The project is being led by Anne McLaughlin and Jason Allaire, both at the North Carolina State University’s Gains Through Gaming Lab, which is “dedicated to conducting applied research examining the relationship between playing commercially available video games and important psychological constructs” and specifically “how video games can improve cognitive functioning.”
We spoke to McLaughlin about the way her research was being characterized by Republican leaders in the House.
“Misleading doesn’t describe it,” McLaughlin said. “It is entirely inaccurate.”
For starters, she said, the research that included the World of Warcraft game was not funded by the National Science Foundation, though it helped to set the stage for the federally funded project.

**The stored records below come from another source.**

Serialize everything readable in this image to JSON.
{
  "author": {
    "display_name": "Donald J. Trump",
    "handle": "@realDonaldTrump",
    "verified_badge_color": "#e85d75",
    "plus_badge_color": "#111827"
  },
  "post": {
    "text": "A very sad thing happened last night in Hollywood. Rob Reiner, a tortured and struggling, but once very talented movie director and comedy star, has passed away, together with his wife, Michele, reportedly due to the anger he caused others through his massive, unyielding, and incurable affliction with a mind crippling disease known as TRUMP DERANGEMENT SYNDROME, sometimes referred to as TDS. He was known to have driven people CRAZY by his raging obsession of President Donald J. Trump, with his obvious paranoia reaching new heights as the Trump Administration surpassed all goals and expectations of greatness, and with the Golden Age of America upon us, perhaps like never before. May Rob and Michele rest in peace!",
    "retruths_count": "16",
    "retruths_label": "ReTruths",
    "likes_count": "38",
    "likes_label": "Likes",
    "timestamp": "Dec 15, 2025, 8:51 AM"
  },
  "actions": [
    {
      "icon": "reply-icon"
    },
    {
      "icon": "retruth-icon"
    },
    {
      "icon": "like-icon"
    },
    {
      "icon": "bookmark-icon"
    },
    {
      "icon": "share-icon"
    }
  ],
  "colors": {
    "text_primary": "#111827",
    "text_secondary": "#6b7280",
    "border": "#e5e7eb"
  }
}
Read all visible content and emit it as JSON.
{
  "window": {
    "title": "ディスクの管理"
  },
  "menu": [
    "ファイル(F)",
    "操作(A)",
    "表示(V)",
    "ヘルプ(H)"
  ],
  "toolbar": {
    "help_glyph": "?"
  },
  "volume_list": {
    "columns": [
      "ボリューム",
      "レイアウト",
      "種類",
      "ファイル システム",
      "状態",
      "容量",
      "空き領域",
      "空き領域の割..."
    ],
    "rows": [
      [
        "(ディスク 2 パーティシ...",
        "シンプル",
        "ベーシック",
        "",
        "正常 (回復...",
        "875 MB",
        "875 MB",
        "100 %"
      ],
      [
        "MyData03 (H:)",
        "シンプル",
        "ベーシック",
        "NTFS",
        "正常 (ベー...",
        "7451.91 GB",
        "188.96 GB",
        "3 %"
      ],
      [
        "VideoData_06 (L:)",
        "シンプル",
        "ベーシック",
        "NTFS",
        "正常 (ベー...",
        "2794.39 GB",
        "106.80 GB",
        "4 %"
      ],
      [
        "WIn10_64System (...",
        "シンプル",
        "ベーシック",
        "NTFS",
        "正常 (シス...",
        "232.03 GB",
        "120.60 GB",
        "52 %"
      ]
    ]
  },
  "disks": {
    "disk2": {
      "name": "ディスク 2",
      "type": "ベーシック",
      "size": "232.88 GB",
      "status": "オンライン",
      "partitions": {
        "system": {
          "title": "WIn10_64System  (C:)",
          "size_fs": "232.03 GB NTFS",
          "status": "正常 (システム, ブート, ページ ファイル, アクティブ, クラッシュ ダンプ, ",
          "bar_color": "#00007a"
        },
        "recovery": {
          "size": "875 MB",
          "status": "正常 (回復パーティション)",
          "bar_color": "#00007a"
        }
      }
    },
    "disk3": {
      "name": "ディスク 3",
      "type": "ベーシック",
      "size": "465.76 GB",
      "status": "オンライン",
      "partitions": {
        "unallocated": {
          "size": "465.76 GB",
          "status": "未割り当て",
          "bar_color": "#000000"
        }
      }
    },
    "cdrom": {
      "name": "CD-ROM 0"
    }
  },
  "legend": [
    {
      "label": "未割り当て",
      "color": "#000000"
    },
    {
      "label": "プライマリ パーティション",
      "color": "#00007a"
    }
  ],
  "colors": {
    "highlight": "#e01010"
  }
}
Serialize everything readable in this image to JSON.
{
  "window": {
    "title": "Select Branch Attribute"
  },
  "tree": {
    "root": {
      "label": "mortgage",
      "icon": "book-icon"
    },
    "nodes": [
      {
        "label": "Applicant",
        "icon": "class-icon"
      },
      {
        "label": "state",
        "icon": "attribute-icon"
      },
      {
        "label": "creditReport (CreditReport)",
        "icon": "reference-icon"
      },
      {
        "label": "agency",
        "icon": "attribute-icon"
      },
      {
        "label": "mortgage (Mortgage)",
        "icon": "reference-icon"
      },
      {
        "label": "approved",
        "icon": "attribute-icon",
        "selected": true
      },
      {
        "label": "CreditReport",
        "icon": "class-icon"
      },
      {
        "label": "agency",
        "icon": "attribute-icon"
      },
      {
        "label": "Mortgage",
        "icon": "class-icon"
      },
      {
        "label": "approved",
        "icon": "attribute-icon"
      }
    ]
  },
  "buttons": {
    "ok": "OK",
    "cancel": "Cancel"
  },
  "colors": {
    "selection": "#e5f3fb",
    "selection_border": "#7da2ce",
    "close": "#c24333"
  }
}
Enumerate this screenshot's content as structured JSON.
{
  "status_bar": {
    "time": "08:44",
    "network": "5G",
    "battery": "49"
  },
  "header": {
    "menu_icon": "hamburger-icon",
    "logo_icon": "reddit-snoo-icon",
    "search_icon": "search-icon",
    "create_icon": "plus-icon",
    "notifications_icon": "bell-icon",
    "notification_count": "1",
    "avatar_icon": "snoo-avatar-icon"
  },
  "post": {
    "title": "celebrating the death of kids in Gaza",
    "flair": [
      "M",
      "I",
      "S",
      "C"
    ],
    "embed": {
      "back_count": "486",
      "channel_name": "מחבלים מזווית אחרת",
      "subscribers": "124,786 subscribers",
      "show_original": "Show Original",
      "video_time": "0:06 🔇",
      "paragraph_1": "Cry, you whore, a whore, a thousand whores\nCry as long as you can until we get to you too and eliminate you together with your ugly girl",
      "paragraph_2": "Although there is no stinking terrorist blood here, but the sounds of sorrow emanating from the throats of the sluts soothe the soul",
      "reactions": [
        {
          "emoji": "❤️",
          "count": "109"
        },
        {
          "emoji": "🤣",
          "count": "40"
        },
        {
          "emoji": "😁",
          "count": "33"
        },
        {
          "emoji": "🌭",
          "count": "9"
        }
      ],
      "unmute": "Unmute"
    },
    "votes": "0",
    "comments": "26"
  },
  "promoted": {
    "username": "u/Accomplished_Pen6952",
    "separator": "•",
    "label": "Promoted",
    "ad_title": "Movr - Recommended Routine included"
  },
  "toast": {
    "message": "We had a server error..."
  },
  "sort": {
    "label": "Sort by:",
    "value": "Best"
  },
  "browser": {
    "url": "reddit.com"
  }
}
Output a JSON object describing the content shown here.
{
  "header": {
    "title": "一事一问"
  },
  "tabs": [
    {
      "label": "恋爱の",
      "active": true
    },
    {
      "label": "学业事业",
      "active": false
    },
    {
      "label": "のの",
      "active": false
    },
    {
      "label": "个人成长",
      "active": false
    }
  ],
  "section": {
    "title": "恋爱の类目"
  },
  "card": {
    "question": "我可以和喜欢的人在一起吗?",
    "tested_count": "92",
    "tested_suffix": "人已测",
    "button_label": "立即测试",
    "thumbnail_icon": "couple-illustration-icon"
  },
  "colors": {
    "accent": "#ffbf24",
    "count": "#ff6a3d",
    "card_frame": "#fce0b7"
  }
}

The initial study looked at the effects of playing an “attentionally demanding game” — in this case, World of Warcraft — on the cognitive abilities of seniors. For the uninitiated, World of Warcraft is a massively multiplayer online role playing game (MMORPG). (It’s the game featured in episodes of “South Park” and the sitcom “Big Bang Theory.”)
The study cost a total of $5,000 and was funded entirely by N.C. State, McLaughlin said. It was initiated as a pilot and showed some promising results in improving the cognitive abilities of some seniors, particularly those who scored poorly in the cognitive pre-tests. Results of this study were featured in stories by the Los Angeles Times, Time magazine and CBS News, as well as in a press release from N.C. State.
Spurred by those results, McLaughlin and Allaire sought and were awarded two grants from the NSF to perform a much larger series of studies — in part employing the interactive Wii game Boom Blox.
By manipulating various aspects of the game, they are trying to pinpoint what kinds of game play best improve cognition and functioning for older adults, McLaughlin said, as well as determining the effects of playing alone versus in groups.
That’s just the first phase. Then, in collaboration with computer whizzes at Georgia Tech, they hope to develop guidelines for games for older players that will lead to “a new class of ‘brain games’ with reliable effectiveness,” according to the abstract.
“The whole purpose of this is to generalize beyond any game and promote cognitive improvement,” McLaughlin said.
Begun in 2009, the research is still in progress, McLaughlin said.
For the record, McLaughlin said, “We don’t pay anyone to play video games. We pay them to participate in a study.”
Participants first take a three-hour cognitive test to use as a baseline. Then they are asked to come back and play a video game for an hour a day for 15 straight days. Then they are given another three-hour cognitive test immediately afterward, and then two more tests — one three months later and the last a year later. The amount of the $1.2 million grant money spent on paying the participants of the study is a small fraction of the overall cost, McLaughlin said.
We initially were led to the grants after making an inquiry with Cantor’s office seeking backup material for claims about the federal government spending $1.2 million for people to play World of Warcraft.
In addition to passing along links to the study abstracts, Megan Whittemore, Cantor’s press secretary, offered this response: “The President of the United States said he was going to have to turn criminals loose on the street. Clearly, he created a false choice between raising taxes or near-apocalyptic conditions. In reality, we need to make choices on how the federal government spends taxpayers’ hard earned dollars. While some of these programs may have some merit to some people, should they be saved before preventing the drastic scenario the President painted this week?”
Again, as independent fact-checkers, we take no position about whether these grants are a worthwhile use of taxpayer money. Cutting budget deficits — a stated goal of both Republicans and Democrats — is going to require some tough choices. But the facts simply get in the way of this Republican talking point. Paying people $1.2 million to play video games sounds a lot more outrageous than studying ways to improve the cognitive abilities of seniors. And it misleadingly twists what the grants are all about.